May I just interject that I hate both teams, but I LOVE chmurray's new word! Appealy-ality! Say it with me!

posted by wfrazerjr at 10:22 PM on April 09

Sorry, I was tired and didn't argue clearly enough. I'm aware of the role of the arbitrator, and the first point I was attempting to make is that perhaps it would be a much bigger issue if the player was of "superstar" caliber. but there is no way he just picks a team a declares Harrison a Buc. Maybe not picks, as in chooses randomly, but something like this does seem to be what is happening. The arbitrator accused the Jets of failing to "correctly match the offer" and thus awards the player to the outside team, who conveniently he holds season tickets for. Say Michael Vick becomes a restricted free agent next year (I think its an rfa, but you get the idea). Offers are flying around from just about every team in the league. The Falcons *believe* they have correctly matched the best outside offer, and will be able to keep their franchise player. However, an arbitor is brought in and, at arbitration, it is decided that they did not, and the player is immediately awarded to the Cowboys. Spokeperson for the NFL lambasting the verdict. No appeal. Is this the system? (Begin new thread topic: is it a good system?) My second point was that the article sucked, because it refused to address the obvious questions the issue raises. The Jets can't appeal. Why? I have information from you saying they might wish to appeal because the decision was wrong, but that didn't come from the article linked to, and besides, the article clearly states that the Jets can't appeal. Also, and you mentioned concern about this yourself, is the fact that an NFL Management Council senior VP, not a member of the Jets organization, thinks something has gone wrong. Again, this raises questions the article doesn't answer. You made assumptions, (which were very good ones) but the point is still that you had to assume. The linked article doesn't address the issues it brings up. I like sports, but find much of sports journalism utter crap. I don't know why the Jets can't appeal, or whether they have grounds. I don't know how the arbitrator could have exceeded his authority. I don't know if there is a procedure in place for situations where the arbitrators exceed their authority. Surely their decision can't stand if they voilated their authority in making it. Or perhaps not, the point is, I wouldn't know.

posted by chmurray at 04:08 AM on April 11

Ahem. After reading this article, it's becoming clearer to me. (I can be so thickheaded sometimes!) The Jets offer didn't include "voidable" seasons at the end of the contract. However, from the article: But the Jets, who retained the right to match any offer sheet to Morton by making him a qualifying offer in February, appealed to the Management Council, essentially the league's labor arm, contesting the voidable years. The Management Council subsequently ruled that the voidable years did not represent a "principal term" of the offer and did not have to be matched. In response to this, Morton filed a grievance through the NLFPA, arguing that the "voidable years" bit was a key part about the contract.

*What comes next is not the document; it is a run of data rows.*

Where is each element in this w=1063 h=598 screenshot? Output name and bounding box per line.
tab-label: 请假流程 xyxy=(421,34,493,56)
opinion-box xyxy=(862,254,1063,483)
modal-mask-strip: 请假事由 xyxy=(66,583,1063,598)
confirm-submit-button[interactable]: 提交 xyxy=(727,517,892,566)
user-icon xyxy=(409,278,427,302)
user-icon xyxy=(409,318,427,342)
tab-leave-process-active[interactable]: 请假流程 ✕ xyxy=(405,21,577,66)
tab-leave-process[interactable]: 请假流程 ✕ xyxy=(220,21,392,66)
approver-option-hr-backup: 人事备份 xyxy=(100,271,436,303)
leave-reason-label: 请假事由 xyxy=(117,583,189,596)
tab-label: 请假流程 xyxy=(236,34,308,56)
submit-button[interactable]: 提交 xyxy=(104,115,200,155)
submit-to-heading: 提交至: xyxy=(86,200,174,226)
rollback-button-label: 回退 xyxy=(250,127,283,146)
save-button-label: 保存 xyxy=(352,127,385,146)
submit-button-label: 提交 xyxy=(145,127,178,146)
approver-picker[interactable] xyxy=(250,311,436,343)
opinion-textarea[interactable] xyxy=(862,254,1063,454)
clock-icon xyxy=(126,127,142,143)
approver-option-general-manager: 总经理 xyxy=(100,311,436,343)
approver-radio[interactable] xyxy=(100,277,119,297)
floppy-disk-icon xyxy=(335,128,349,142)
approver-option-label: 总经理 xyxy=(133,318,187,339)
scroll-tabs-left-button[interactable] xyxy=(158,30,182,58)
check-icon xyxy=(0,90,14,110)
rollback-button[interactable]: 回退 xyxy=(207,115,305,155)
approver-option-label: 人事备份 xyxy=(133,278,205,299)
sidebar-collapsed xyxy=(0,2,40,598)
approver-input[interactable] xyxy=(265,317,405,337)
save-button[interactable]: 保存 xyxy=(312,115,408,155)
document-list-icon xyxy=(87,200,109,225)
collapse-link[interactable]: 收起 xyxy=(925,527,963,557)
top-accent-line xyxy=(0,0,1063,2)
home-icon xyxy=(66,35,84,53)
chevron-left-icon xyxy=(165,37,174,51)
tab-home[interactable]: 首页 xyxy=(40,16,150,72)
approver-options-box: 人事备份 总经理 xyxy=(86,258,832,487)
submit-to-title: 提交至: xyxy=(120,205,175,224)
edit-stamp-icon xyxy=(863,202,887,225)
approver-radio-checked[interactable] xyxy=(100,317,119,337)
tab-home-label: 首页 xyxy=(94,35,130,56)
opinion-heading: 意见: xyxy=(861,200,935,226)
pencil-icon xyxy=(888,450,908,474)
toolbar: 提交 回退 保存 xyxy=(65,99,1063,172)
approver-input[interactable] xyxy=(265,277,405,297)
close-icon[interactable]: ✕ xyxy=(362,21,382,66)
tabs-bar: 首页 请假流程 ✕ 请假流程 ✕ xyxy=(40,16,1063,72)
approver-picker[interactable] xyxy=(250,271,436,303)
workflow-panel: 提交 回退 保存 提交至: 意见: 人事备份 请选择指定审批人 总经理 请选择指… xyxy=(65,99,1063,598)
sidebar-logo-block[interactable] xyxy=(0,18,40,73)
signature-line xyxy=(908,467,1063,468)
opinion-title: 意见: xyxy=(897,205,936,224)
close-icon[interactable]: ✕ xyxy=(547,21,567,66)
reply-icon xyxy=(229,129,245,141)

About those "voidable years": The basic idea is that a player signs a contract for x years, and if he meets certain criteria, that contract is now y years smaller, ie sign a seven year contract, make the pro bowl, and be a free agent again in three. It appears that the arbitrator agreed with Morton and the NFLPA: That was essentially the stance the NFLPA adopted in the Friday hearing and with which Bloch agreed. And the article basically ends from there. This appears to be a disagreement between the Management Council and the NFLPA, with an arbitrator deciding in the NFLPA's favor. With this information, I (a bit surprisingly) find myself agreeing with the aribitrator. Moreso, this makes 86's post either a bit psychic or he had already read the article I'm linking to.